Snowshoe hiking – Questions and answers

Here you will find answers to frequently asked questions about snowshoe hiking on Antartic cruises.

It is free to take part in a snowshoe hike.

Between ten and 20 people can take part in a hike.

Snowshoe hikes are only offered on Antarctic cruises and are subject to the weather conditions. Our expedition team on board will try to provide hikes several times on each cruise, however, unpredictable weather means that this cannot be guaranteed. Our expedition team on board will provide information on when snowshoe hikes are planned in the programme of the day.

Good physical fitness is required; the expedition leader will check this in advance. You should be able to walk uphill and downhill for several hours. However, the pace will be leisurely and plenty of stops will be planned. Please speak to the expedition leader or guide on board so that you can assess together whether snowshoe hiking is the right adventure for you.

Each participant is provided with equipment specially designed for snowshoe hiking in the polar regions: snowshoes, poles (provided in your cabin), a warm expedition parka and warm, waterproof rubber boots.

For the hike you should wear warm, waterproof clothes, preferably in multiple layers:

- Thermal underwear
- Thick socks
- Fleece jacket
- Warm hat
- Gloves and neck warmers are recommended
- Gaiters
- Winter/waterproof boots (on-board rubber boots), which should protect your ankles
- Warm and waterproof trousers, which must be at least wind- and water-resistant (e.g. softshell/hardshell trousers or ski trousers)
- Sun cream, sunglasses
- Large rucksack (provided in your cabin) with a hot drink, energy bars, chocolate is available on board, potentially a change of clothes and additional warm clothing

On the evening before the tour, our tour guide will give a short briefing about the upcoming hike. The guide will tell you about the area, the duration, the weather forecast, etc.
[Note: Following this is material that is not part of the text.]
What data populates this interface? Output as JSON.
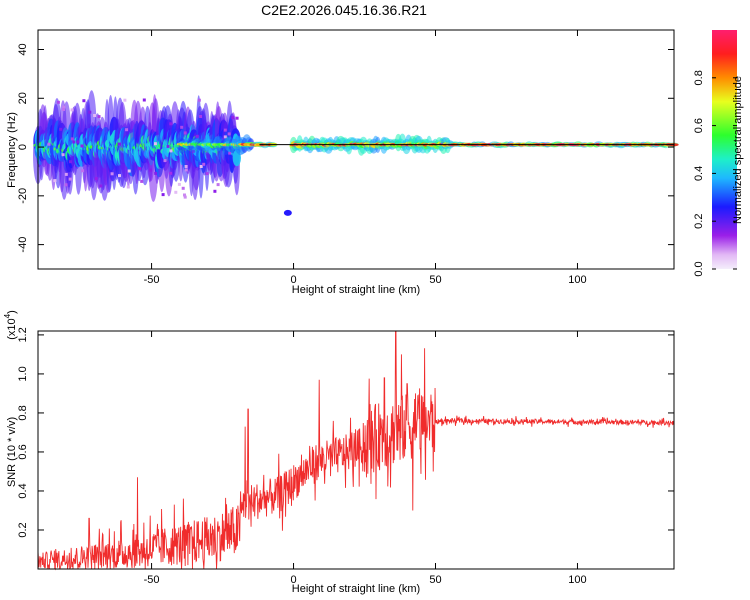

After the landing, the snowshoe hiking adventure begins. We will walk for around two to three hours in an Antarctic region that can only be reached with this equipment. As we walk, we will experience this polar region that only great polar explorers have seen before us.

In principle, snowshoe hiking does not require any particular complicated technique. Just like normal hiking, with snowshoe hiking, you put one foot in front of the other. The difference on a snowshoe tour is that your feet cover a larger area as the snowshoes are wider and longer than normal shoes. This is the advantage of snowshoes: when the snow reaches a depth of half a metre (around a foot and a half) or more, you would sink into it without snowshoes. The large surface area of snowshoes means that they only sink a few centimetres into the snow. Walking in snowshoes is a little strange at first but you will get the hang of it after a couple of minutes.

The hike is led by an experienced expedition leader/guide. They know the area and the local conditions best. The group will stay together at all times.

Each hike has what we call a point of no return. At the start of the walk, you can easily leave the hike within the first five to ten minutes if you find that snowshoe hiking is not for you. After this point, the group will stay together. This means that if after the point of no return one of the group cannot continue, we will first try to accompany the guest safely back to the ship. This may mean, however, that the entire group must return together then.